To achieve the above objects, there is provided an electron beam deflection system positioned outside of a main body of a color tube having a neck, inside of which electron beams are arranged in a horizontal direction, and a display unit extended from the neck in its diameter for displaying images by means of electron beams scanned from the electron beams, the system comprising: a pair of horizontal deflection coils arranged to face with each other in a vertical direction; a pair of vertical deflection coils arranged to face with each other in a horizontal direction; and a pair of coils arranged to face with each other in a vertical direction outside of the neck, each of the coils including a correction coil in a diametric direction of the neck for generating a magnetic field in an opposite direction to the direction of correcting a YV aberration.
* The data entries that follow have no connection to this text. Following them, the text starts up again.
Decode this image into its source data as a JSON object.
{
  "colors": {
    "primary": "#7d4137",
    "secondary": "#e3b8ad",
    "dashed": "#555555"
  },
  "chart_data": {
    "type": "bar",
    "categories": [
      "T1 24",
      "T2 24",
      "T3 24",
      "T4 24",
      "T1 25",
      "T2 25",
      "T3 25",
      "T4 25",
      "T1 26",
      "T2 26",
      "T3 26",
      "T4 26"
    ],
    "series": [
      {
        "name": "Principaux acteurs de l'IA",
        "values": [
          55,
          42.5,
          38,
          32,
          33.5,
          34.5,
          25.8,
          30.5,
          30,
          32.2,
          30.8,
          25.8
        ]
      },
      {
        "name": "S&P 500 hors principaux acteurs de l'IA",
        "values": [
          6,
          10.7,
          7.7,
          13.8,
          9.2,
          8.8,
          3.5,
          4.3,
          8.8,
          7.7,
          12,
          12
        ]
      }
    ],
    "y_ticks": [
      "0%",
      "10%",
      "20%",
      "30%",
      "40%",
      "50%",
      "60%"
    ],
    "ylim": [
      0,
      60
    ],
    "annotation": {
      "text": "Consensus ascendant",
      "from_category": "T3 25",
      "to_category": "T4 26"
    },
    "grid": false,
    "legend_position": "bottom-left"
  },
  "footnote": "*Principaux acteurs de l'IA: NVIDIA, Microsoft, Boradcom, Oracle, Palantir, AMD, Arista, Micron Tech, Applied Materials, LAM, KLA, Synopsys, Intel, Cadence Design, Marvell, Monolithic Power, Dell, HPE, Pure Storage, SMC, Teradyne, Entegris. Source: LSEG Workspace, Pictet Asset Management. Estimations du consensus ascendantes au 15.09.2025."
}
A first coil and a second coil constituting the correction coil are serially connected for generating magnetic fields in opposite directions. The phase of the connecting point between the first coil and the second coil is controlled by a variable resistor.
The first coil and the second coil constituting the correction coil comprise one or more coils on a core, and are serially connected at the respective ends thereof.
The present invention is characterized in that a pair of central beam correction coils are provided for correcting aberration of the electron beams from the central one of the electron guns, and each of the correction coil composed of the first and the second coils is provided inside of the respective correction coils of the central electron beam.
The present invention is also characterized by comprising an electron beam deflection system and a main body of a color tube.